Dharma menekankan bahwa membayar royalti bukan sekadar kewajiban hukum, tetapi juga bentuk apresiasi terhadap para pencipta lagu. Berikut poin-poin utama dari pernyataan resminya:
1. Narasi Royalti Menghambat Usaha Dinilai Menyesatkan
Menurut Dharma, banyak pihak membangun opini keliru seolah-olah pembayaran royalti menjadi beban yang menjerat bisnis kuliner. Padahal, hal itu tidak berdasar.
"Narasi yang menyebut royalti mematikan kafe itu sangat tidak tepat. Banyak yang belum paham aturan, belum membayar tapi sudah membuat opini negatif," ujar Dharma saat diwawancara, Senin (4/8/2025), dikutip dari Kompas.com.
2. Pembayaran Royalti Diatur oleh Undang-Undang
Dharma menegaskan, royalti bukanlah pungutan liar. Kewajiban tersebut memiliki dasar hukum, yakni Undang-Undang Hak Cipta, yang bertujuan melindungi hak ekonomi para musisi dan pencipta lagu.
"Kalau pakai lagu untuk hiburan pengunjung, ya harus bayar. Itu amanat undang-undang, bukan suka-suka," katanya.
3. Gunakan Rekaman Suara Alam? Tetap Ada Hak Cipta
Beberapa pelaku usaha mencoba menghindari kewajiban dengan menggunakan rekaman suara alam seperti kicau burung atau suara air. Namun, Dharma menjelaskan bahwa rekaman semacam itu tetap dilindungi hukum.
"Meski bukan musik, suara rekaman itu tetap memiliki produser yang memegang hak atas fonogramnya.

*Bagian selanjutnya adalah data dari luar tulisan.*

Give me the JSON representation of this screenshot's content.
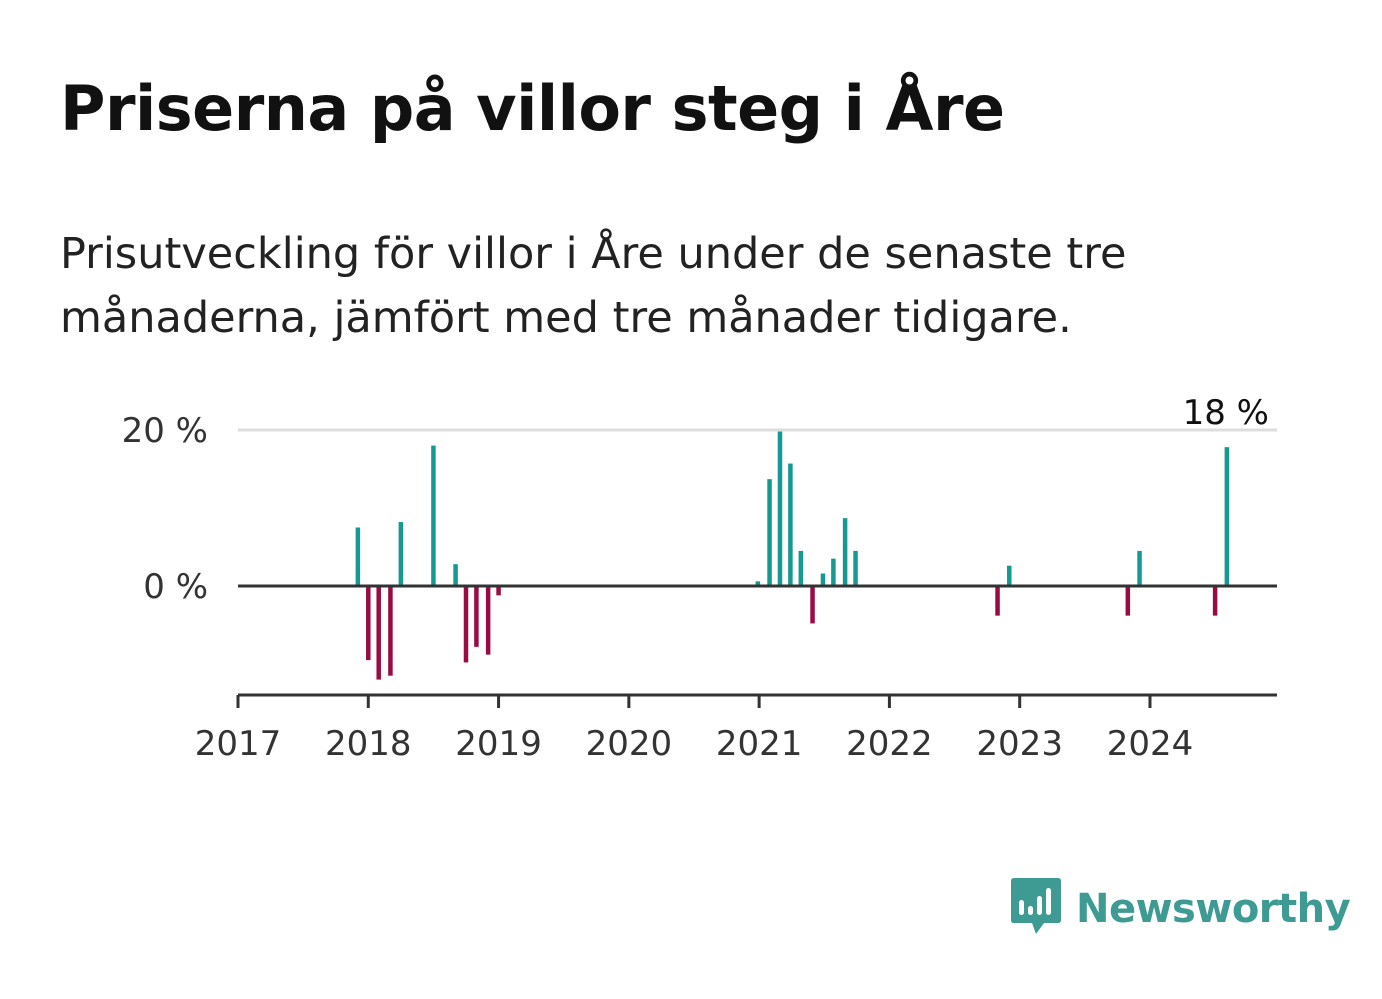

Jadi tetap wajib izin," jelasnya.
4. Lagu Asing Juga Tak Luput dari Kewajiban Lisensi
Royalti juga berlaku untuk lagu internasional. Indonesia sebagai bagian dari perjanjian global juga berkewajiban membayar royalti atas penggunaan karya musisi asing.
"Kalau mutar lagu luar negeri, juga harus bayar. Kita punya kerja sama internasional dan hak cipta mereka juga harus dihargai," tambah Dharma.
5. Penetapan Tarif Royalti Sudah Ditetapkan Pemerintah
Dharma menampik anggapan bahwa tarif royalti ditentukan secara sewenang-wenang. Menurutnya, angka tersebut sudah diatur resmi dalam regulasi pemerintah.
Berdasarkan SK Menkumham RI No. HKI.2.OT.03.01-02 Tahun 2016, berikut rincian tarif untuk restoran dan kafe:
Rp60.000 per kursi per tahun untuk hak pencipta
Rp60.000 per kursi per tahun untuk hak terkait
Total: Rp120.000 per kursi per tahun
Atau setara dengan sekitar Rp10.000 per bulan per kursi
Dharma berharap publik lebih bijak dalam menyikapi kewajiban royalti, karena itu bukanlah beban, melainkan bentuk keadilan dan penghormatan bagi mereka yang berkarya di industri musik.